The recent recovery of a near complete set of prints for this story has shed some light on the origins of the BBC's existing print of Web of Fear 1. The prints returned from Nigeria had been sent to them by RTV in Hong Kong. The BBC's print is likely to be the copy of Web of Fear sent back from Australia on 04/06/1975. This batch of films also included all the stories which have had individual episodes recovered in the UK over the years: Galaxy 4 episode 3, Underwater menace 2, Faceless Ones 3, Evil of the Daleks 2 and Wheel in Space 3.

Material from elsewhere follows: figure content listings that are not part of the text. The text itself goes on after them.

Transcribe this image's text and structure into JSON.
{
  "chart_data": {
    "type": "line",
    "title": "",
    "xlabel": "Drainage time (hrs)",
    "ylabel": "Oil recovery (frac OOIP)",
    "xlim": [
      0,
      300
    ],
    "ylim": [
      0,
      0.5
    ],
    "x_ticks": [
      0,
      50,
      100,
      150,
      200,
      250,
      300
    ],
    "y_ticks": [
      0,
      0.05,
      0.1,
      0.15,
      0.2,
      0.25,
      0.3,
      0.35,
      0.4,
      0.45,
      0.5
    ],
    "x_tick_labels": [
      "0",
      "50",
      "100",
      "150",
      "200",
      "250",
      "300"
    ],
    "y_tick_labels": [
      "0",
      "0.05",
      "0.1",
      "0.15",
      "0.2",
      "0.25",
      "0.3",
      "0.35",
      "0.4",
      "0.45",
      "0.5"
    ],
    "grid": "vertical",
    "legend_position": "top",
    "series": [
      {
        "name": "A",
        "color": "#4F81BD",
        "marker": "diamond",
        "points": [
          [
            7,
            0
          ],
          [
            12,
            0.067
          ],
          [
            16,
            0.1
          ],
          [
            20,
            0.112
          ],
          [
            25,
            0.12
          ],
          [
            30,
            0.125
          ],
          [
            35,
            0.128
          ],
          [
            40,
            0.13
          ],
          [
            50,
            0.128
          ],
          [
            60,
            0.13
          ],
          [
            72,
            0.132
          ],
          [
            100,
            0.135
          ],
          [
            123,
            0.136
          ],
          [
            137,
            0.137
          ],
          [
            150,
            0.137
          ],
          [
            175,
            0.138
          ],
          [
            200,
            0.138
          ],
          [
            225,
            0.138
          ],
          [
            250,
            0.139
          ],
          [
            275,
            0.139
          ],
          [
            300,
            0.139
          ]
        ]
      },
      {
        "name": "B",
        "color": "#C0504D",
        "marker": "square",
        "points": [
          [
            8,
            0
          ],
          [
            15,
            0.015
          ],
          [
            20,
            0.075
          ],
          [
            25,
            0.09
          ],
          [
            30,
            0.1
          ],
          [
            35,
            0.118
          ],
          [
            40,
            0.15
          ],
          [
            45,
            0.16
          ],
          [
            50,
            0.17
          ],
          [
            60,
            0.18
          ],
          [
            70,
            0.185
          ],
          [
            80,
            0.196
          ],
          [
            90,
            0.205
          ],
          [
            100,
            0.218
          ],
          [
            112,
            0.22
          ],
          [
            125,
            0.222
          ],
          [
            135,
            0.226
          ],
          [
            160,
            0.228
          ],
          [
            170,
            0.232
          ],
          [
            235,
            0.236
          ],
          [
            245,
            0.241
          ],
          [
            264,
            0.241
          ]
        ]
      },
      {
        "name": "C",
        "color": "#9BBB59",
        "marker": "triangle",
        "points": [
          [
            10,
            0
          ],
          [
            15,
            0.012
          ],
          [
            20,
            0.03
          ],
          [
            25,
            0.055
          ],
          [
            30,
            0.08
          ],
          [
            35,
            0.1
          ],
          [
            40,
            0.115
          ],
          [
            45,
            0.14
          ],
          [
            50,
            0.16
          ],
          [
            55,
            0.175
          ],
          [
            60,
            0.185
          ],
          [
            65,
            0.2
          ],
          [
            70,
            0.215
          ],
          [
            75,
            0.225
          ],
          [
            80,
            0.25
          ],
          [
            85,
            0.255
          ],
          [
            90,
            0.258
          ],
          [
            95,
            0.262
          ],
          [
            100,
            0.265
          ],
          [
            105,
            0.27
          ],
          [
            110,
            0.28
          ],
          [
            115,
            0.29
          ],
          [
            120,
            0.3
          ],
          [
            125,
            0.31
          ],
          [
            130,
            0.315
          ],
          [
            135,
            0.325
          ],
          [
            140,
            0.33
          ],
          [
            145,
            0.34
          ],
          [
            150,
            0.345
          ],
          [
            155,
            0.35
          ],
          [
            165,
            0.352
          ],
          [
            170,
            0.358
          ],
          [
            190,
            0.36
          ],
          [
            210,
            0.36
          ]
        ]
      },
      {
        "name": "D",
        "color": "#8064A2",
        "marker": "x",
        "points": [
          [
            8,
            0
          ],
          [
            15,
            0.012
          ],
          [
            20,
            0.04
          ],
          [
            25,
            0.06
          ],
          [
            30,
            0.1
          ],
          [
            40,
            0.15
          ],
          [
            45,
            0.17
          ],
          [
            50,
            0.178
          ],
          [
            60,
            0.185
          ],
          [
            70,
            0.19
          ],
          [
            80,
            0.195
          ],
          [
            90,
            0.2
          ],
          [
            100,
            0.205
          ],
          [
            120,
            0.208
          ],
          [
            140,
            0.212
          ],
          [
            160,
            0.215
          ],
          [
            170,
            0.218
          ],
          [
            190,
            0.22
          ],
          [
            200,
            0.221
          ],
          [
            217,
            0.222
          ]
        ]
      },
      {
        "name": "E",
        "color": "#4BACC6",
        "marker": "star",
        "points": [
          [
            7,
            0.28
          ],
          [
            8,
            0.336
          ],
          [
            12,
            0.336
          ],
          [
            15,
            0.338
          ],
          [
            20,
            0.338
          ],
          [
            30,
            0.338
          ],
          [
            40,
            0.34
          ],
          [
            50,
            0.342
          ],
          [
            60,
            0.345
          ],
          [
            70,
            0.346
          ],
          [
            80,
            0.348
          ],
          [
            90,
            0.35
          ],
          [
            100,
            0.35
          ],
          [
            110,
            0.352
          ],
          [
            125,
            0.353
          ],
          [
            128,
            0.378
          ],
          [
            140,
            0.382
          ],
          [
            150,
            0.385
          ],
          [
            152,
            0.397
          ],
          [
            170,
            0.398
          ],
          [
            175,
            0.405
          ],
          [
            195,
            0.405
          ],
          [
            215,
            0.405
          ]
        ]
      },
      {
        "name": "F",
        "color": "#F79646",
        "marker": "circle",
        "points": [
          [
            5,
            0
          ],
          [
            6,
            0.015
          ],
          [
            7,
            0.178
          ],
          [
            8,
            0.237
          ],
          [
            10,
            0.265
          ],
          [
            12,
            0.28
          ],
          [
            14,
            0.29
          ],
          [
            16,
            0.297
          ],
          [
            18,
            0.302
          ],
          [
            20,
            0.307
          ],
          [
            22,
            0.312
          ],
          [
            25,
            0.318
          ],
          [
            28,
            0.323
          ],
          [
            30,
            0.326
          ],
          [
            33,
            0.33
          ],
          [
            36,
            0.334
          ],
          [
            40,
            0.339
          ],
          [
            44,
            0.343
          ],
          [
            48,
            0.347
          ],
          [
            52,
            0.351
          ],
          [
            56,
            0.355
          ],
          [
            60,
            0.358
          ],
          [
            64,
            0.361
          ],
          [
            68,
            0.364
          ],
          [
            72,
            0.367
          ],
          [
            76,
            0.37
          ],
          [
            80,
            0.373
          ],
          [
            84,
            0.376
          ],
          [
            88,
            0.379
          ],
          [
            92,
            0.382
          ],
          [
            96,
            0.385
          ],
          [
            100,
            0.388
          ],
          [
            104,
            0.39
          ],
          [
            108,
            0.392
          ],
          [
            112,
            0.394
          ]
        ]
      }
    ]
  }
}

I wanted to see Web of Fear 1 when I was younger. I was very fond of the book of this story which I'd read in my local library dozens of times (said Hardback copy now sits on my shelves here) and I knew this episode existed. Anticipation was heightened by watching Abominable Snowmen 2 on Doctor Who - the Troughton Years in 1992. As we saw it wasn't released with Doctor Who: The Ice Warriors in 1998. In fact it didn't come out on video till the very last Doctor Who video release The Reign Of Terror, which Blackstar very helpfully failed to send me necessitating a run round several shops hunting a copy down (thank you HMV in Richmond). Since the soundtrack for the whole story was released on 6th March 2002 that makes this one of (at the time of the original Blog) four episodes of Doctor Who that I heard before I saw them (the others are Dalek Masterplan 2 and Faceless Ones 1 & 3 - 11 more episodes have been returned since and added to the list). Of course it's now available on DVD as part of Doctor Who - Lost In Time with a commentary by Deborah Watling (Victoria) and Script Editor Derrick Sherwin moderated by Gary Russell.

The return of the Web of Fear doesn't affect us for this episode at the moment but a copy of Web of Fear 1 was returned with the four other episodes and apparently that's of superior quality to the existing one so when the DVD comes out it might be interesting to compare the episode there with the one found on Lost in Time.